The third part of this question asked us to identify whether triangle 𝐴𝐵𝐶 is congruent to 𝐴 double prime 𝐵 double prime 𝐶 double prime. And so we recall that if two shapes are congruent, they are identical; they’re exactly the same. Their angles are exactly the same and their sides are exactly the same. And so let’s consider this in turn. Firstly, we know that to map from 𝐴𝐵𝐶 onto 𝐴 prime 𝐵 prime 𝐶 prime, we rotated the shape. Rotating does not change the size of the shape, just its orientation and location. And so 𝐴 prime 𝐵 prime 𝐶 prime and 𝐴 double prime 𝐵 double prime and 𝐶 double prime are congruent.

Let’s now consider the transformation that maps 𝐴 prime 𝐵 prime 𝐶 prime onto our third triangle. It’s a translation and, once again, a translation doesn’t change the size of a shape.
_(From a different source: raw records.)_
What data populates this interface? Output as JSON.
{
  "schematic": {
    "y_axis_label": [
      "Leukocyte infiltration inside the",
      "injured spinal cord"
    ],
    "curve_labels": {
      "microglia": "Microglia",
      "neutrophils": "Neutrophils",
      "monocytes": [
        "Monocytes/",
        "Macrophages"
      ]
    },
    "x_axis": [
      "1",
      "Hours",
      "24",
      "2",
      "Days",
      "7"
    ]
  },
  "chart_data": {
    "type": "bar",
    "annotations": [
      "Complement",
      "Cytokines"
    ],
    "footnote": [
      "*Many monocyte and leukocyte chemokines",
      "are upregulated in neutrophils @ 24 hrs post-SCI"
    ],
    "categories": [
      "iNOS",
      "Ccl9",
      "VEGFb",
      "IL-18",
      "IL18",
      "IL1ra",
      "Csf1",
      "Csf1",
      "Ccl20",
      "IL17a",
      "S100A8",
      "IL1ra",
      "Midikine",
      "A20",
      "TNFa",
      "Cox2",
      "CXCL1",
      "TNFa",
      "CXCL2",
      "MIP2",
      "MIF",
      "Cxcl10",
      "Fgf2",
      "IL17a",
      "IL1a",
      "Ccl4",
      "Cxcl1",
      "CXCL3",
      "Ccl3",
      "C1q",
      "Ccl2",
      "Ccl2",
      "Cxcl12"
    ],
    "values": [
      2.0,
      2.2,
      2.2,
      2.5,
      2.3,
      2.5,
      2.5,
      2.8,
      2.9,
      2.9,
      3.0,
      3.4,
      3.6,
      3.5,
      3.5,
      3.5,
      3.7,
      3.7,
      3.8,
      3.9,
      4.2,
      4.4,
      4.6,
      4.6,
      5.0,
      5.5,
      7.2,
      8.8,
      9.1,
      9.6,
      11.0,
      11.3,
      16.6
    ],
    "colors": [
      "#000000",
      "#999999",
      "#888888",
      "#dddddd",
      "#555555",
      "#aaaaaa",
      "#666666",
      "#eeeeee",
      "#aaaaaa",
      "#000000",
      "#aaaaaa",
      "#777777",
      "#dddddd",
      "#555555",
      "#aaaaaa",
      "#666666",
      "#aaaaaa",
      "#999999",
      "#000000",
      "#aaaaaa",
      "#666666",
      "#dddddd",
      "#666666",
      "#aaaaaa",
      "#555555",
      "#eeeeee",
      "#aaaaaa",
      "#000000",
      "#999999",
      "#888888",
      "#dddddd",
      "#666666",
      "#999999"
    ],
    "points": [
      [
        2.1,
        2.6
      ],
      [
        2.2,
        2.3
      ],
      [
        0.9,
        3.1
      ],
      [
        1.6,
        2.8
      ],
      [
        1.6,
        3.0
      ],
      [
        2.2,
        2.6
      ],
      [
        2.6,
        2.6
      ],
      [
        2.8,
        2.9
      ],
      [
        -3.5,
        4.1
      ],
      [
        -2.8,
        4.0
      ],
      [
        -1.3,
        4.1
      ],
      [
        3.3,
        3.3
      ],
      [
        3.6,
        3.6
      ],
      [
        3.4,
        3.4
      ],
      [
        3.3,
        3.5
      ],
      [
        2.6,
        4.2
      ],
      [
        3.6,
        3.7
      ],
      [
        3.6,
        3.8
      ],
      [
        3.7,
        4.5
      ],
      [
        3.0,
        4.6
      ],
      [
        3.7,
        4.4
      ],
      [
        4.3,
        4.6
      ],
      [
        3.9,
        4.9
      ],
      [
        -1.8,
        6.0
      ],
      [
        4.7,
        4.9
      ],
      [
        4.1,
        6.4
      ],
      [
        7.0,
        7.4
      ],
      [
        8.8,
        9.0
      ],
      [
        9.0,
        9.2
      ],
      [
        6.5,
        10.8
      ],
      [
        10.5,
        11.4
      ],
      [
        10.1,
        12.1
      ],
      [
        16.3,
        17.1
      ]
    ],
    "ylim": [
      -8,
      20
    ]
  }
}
In fact, it merely changes its location, meaning that these two triangles are also congruent. And so if 𝐴𝐵𝐶 is identical to 𝐴 prime 𝐵 prime 𝐶 prime and 𝐴 prime 𝐵 prime 𝐶 prime is identical to 𝐴 double prime 𝐵 double prime 𝐶 double prime, then 𝐴𝐵𝐶 must itself be congruent to 𝐴 double prime 𝐵 double prime 𝐶 double prime.

And so the answer to this third part is yes. The triangles 𝐴𝐵𝐶 and 𝐴 double prime 𝐵 double prime 𝐶 double prime are congruent.